Multiple geometries and modes of fault-propagation folding in the Canadian thrust belt

Abstract

A multitude of fold models have been proposed to explain the variety of fold geometries which develop in front of thrust faults. Detailed field, fabric, and photogrammetric studies of 4 fault-cored asymmetrical folds in the thin-skinned Canadian thrust belt were used to test models of fault-propagation folding. Fold geometries include combinations of angular and rounded fold surfaces, highly contorted anticlinal hinge areas, and minimal penetrative deformation or changes in bedding thickness. Interlimb angles generally decrease with increasing shortening, indicating progressive fold tightening about fixed anticlinal hinges. Extensive flexural slip thrusting toward the anticlinal axes of angular folds suggests that kink folding in thin-skinned thrust belts is aided by material transfer from both fold limbs into hinge areas.
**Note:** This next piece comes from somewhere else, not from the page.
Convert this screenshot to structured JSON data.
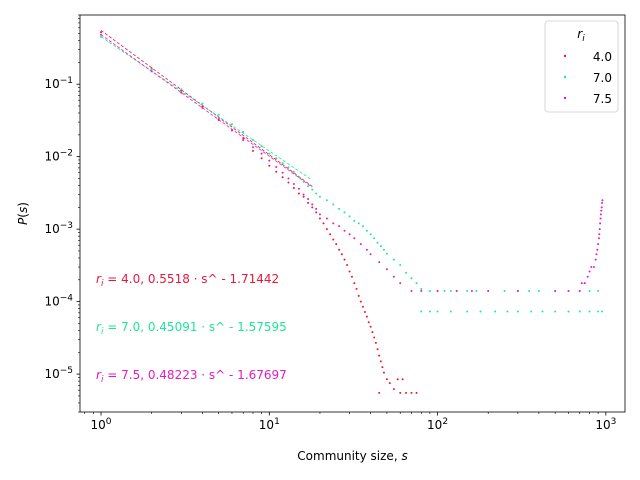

Fold geometries change dramatically along the strike of individual structures, demonstrating the non-uniqueness of fault-propagation fold geometries. No single mode of fault-propagation folding can explain the diverse fold geometries seen in the Canadian thrust belt. This geometric variability can be ascribed to the complex interplay of multiple modes of folding. In strata near the causal thrusts, oblique shear and flexural slip in triangular shear zones distribute thrust displacements into both rounded and angular folds. Simultaneous angular folding of overlying strata commonly occurs by progressive kink folding where folds tighten by flexural slip on all fold limbs until the thrust breaks through the fold. Regional and local differences in the amount of pervasive, top-to-the-craton shear needed for progressive kink folding may be partially responsible for the variability of fault-propagation fold geometries in thin- and thick-skinned orogens world-wide.